For syntactic analysis, such as in indentation, often the useful thing is to compute the syntactic state corresponding to a given buffer position. This function does that conveniently.

— Function: syntax-ppss &optional pos

This function returns the parser state that the parser would reach at position pos starting from the beginning of the buffer. See Parser State, for a description of the parser state.

The return value is the same as if you call the low-level parsing function parse-partial-sexp to parse from the beginning of the buffer to pos (see Low-Level Parsing). However, syntax-ppss uses a cache to speed up the computation. Due to this optimization, the second value (previous complete subexpression) and sixth value (minimum parenthesis depth) in the returned parser state are not meaningful.

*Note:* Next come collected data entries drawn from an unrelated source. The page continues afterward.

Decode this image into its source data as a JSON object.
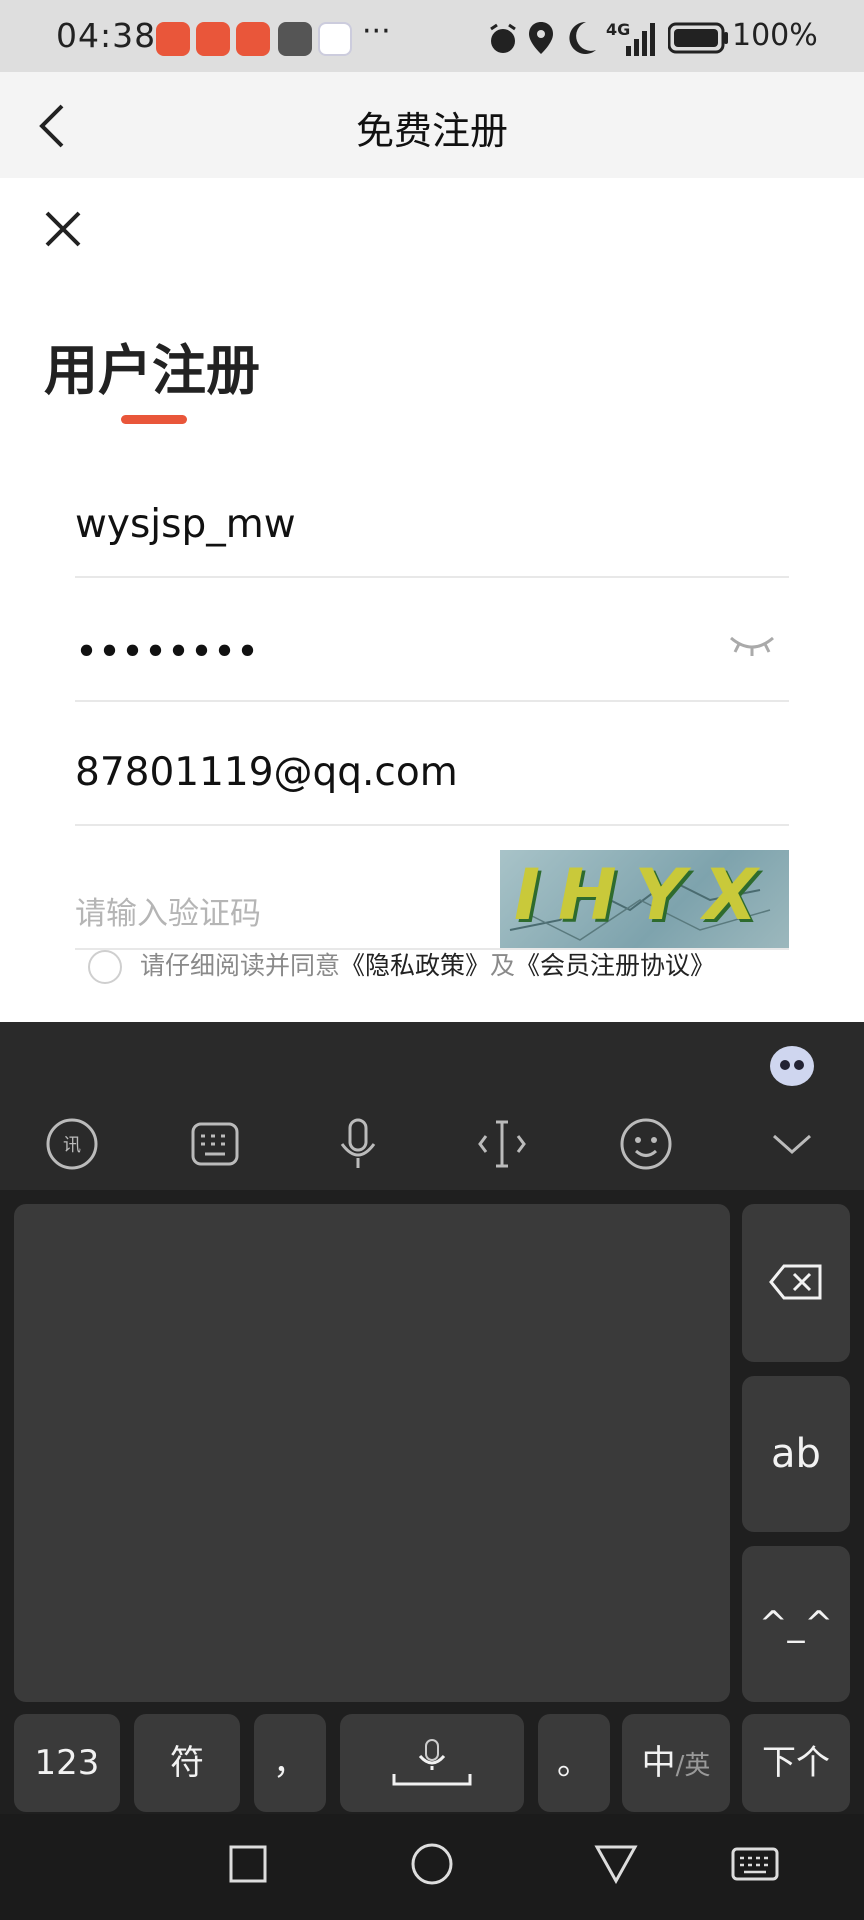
{
  "status_bar": {
    "time": "04:38",
    "more": "···",
    "network": "4G",
    "battery": "100%"
  },
  "title_bar": {
    "back_icon": "back-arrow-icon",
    "title": "免费注册"
  },
  "form": {
    "heading": "用户注册",
    "username": "wysjsp_mw",
    "password": "••••••••",
    "email": "87801119@qq.com",
    "captcha_placeholder": "请输入验证码",
    "captcha_text": "IHYX",
    "agreement": {
      "prefix": "请仔细阅读并同意",
      "privacy": "《隐私政策》",
      "and": "及",
      "member": "《会员注册协议》"
    }
  },
  "keyboard": {
    "toolbar": [
      "iflytek-icon",
      "keyboard-layout-icon",
      "microphone-icon",
      "cursor-icon",
      "emoji-icon",
      "collapse-icon"
    ],
    "keys": {
      "ab": "ab",
      "emoticon": "^_^",
      "num": "123",
      "symbol": "符",
      "comma": "，",
      "period": "。",
      "lang_primary": "中",
      "lang_secondary": "/英",
      "next": "下个"
    }
  },
  "colors": {
    "accent": "#e9563a",
    "keyboard_bg": "#2a2a2a",
    "key_bg": "#3a3a3a"
  }
}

This function has a side effect: it adds a buffer-local entry to before-change-functions (see Change Hooks) for syntax-ppss-flush-cache (see below). This entry keeps the cache consistent as the buffer is modified. However, the cache might not be updated if syntax-ppss is called while before-change-functions is temporarily let-bound, or if the buffer is modified without running the hook, such as when using inhibit-modification-hooks. In those cases, it is necessary to call syntax-ppss-flush-cache explicitly.

— Function: syntax-ppss-flush-cache beg &rest ignored-args

This function flushes the cache used by syntax-ppss, starting at position beg. The remaining arguments, ignored-args, are ignored; this function accepts them so that it can be directly used on hooks such as before-change-functions (see Change Hooks).